Researchers explained that the flaw affected a whole set of vendors, including HP, Schneider Electric, Intel, Rockwell Automation, Caterpillar, Baxter, as well as many other major international vendors.
After being notified, Treck has issued a patch to OEMs.
“While the best response might be to install the original Treck patch, there are many situations in which installing the original patch is not possible. CERTs work to develop alternative approaches that can be used to minimise or effectively eliminate the risk, even if patching is not an option,” cautioned the researchers.
Craig Young, Senior Security Researcher at Tripwire, observed that this situation is a “full-on supply chain disaster”.
“The affected code has apparently permeated out into many products across different verticals including some system-on-module components which in turn are embedded into other products.”

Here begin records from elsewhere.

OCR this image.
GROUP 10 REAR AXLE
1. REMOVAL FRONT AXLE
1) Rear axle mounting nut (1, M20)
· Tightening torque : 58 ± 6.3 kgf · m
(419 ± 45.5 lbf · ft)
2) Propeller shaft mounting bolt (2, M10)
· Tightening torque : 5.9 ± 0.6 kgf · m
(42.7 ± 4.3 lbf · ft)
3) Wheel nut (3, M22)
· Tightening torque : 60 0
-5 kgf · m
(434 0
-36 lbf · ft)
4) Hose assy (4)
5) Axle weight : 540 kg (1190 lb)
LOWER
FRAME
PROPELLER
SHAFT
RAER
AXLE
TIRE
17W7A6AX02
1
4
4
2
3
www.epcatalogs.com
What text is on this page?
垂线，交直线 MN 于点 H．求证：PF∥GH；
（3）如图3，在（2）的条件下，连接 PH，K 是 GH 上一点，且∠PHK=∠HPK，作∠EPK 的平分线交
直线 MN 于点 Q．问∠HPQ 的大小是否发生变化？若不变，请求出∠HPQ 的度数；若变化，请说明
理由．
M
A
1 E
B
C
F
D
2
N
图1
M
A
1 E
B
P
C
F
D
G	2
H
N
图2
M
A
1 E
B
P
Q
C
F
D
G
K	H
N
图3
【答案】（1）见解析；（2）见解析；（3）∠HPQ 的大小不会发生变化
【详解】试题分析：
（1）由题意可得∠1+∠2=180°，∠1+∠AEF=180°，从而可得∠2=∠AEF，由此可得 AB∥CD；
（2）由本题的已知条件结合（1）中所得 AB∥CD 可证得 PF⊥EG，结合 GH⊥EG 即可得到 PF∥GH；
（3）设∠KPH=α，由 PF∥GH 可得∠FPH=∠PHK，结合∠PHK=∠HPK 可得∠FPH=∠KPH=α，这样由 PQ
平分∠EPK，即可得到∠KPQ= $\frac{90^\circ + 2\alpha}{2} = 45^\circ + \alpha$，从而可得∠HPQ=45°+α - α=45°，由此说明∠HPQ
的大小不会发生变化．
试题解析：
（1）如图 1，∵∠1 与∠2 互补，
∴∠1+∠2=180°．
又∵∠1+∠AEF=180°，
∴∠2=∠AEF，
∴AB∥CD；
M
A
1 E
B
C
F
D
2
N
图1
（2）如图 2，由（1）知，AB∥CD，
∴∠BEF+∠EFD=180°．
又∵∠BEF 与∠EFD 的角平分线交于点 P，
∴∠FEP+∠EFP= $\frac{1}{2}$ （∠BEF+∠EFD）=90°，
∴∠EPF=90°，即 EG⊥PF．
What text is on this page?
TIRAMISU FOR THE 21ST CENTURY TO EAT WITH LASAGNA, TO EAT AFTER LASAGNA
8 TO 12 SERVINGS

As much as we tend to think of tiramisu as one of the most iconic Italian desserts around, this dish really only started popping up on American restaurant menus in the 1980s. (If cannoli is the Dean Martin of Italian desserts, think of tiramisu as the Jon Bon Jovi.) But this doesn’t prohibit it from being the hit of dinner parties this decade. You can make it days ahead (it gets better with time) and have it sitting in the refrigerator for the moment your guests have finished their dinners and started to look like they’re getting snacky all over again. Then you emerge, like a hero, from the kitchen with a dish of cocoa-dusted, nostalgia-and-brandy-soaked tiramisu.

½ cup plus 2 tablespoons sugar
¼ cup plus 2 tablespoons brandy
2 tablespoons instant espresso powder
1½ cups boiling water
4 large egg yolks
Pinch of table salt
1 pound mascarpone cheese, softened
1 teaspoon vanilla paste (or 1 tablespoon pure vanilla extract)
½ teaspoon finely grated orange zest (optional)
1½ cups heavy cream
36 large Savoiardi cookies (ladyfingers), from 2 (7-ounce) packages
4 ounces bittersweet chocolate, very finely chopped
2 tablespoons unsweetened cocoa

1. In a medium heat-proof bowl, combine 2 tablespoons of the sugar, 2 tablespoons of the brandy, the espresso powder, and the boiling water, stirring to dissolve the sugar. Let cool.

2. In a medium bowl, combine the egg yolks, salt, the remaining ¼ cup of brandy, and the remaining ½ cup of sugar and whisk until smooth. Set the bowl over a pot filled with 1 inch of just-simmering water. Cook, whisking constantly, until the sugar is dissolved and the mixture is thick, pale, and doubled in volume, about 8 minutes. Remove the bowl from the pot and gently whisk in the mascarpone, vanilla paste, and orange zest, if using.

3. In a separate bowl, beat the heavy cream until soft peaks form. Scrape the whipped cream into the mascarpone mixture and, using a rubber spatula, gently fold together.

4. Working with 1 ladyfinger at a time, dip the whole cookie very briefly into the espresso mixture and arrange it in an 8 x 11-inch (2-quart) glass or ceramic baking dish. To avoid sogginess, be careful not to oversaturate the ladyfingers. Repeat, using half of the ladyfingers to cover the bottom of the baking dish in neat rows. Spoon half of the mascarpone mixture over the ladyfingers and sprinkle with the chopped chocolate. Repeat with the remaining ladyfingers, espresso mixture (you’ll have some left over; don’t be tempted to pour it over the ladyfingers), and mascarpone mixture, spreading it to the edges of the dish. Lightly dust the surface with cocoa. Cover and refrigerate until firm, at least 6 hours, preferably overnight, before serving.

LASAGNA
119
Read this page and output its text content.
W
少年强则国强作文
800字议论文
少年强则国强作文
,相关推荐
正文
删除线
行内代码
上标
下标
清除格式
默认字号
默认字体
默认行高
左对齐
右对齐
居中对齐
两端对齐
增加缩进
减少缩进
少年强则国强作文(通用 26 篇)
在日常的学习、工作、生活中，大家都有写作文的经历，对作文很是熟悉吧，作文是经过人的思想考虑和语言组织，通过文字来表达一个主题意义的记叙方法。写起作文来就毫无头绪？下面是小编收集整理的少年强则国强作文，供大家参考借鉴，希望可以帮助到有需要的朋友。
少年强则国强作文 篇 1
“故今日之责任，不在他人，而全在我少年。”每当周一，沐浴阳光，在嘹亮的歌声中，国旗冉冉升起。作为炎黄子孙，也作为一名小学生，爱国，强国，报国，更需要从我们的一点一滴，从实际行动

“This is further compounded by the general difficulties often encountered when vendors need to update embedded device components. It is reasonable to expect that many devices will never have fixes available and others will take extended times as fixes work their way through the supply chain. It is not uncommon to see embedded devices without any capability for field upgrades,” he further explained.
Chris Clements, Vice President of Solutions Architecture at Cerberus Sentinel, observed that as more ‘smart’ devices that control sensitive operations like smoke detection, heating & cooling, or even just power outlets are incorporated into homes & offices the risk of them getting hacked can quickly transform from a small annoyance to very real safety issues.
“Even if the IoT devices themselves do not contain any sensitive information, their very presence on a computer network gives an attacker able to compromise them a much more effective vantage point to launch attacks on computers systems that do. Unfortunately, many embedded or IoT devices will not ever receive patches to fix this or future security issues discovered due to abandonment by the manufacturer or even the manufacturer going out of business,” he concluded.